SNPer

SNPer is a Nextflow-based pipeline for calling within-host variants from sequencing read data. 

 

Why did we develop this?

Calling within-host (intra-host) variants that occur below the level of consensus calls is (1) important for understanding how viruses diversify over the course of acute and chronic infections, and (2) shows promise for helping to resolve transmission patterns, especially when linkages are so close that consensus genome sequences between cases are identical.

While calling sub-consensus level variants is useful, it can be challenging. Many real intra-host variants occur at sufficiently low frequency in the sample that they can be hard to distinguish from artifactual variants arising from PCR errors, sequencing errors, and/or bioinformatic alignment errors.

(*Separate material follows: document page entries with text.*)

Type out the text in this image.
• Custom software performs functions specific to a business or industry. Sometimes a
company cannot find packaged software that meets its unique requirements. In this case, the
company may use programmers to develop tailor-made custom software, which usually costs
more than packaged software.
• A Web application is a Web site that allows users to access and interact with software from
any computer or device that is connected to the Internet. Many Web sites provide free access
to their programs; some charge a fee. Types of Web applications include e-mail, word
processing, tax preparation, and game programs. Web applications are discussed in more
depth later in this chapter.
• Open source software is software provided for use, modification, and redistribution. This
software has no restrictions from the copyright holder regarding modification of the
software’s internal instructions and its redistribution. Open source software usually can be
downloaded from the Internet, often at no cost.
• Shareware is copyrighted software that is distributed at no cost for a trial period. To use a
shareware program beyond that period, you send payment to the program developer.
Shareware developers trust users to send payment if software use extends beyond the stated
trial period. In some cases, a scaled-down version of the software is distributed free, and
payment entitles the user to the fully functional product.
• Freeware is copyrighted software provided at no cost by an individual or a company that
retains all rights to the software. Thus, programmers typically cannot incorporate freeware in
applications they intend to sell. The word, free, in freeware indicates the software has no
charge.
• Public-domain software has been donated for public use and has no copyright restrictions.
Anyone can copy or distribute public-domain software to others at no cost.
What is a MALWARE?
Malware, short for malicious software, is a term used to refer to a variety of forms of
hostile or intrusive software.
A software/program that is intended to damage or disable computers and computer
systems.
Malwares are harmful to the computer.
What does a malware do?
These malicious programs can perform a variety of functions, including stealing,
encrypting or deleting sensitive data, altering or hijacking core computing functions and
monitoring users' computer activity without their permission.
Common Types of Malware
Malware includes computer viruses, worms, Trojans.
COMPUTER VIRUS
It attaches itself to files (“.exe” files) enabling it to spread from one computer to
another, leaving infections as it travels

SNPer is our attempt to create an easy-to-use pipeline for calling within-host variants that recapitulates the performance of state-of-the-art, project-specific variant calling processes.

SNPer benchmarking

Variants called by SNPer under different stringency parameters were compared to two "ground truth" datasets - a synthetic dataset created by mixing synthetic RNA controls at varied viral loads (described in Valesano et al) and a real dataset of SARS-CoV-2 infections occurring in a household cohort study, where samples were sequenced in duplicate (described in Bendall et al). We use the comparison of SNPer intra-host variant calls to "ground truth" variant calls to identify variant frequency thresholds and conditions at which biologically real variants can be distinguished from technical artifacts.

SNPer performance is described in detail in the linked PDF document.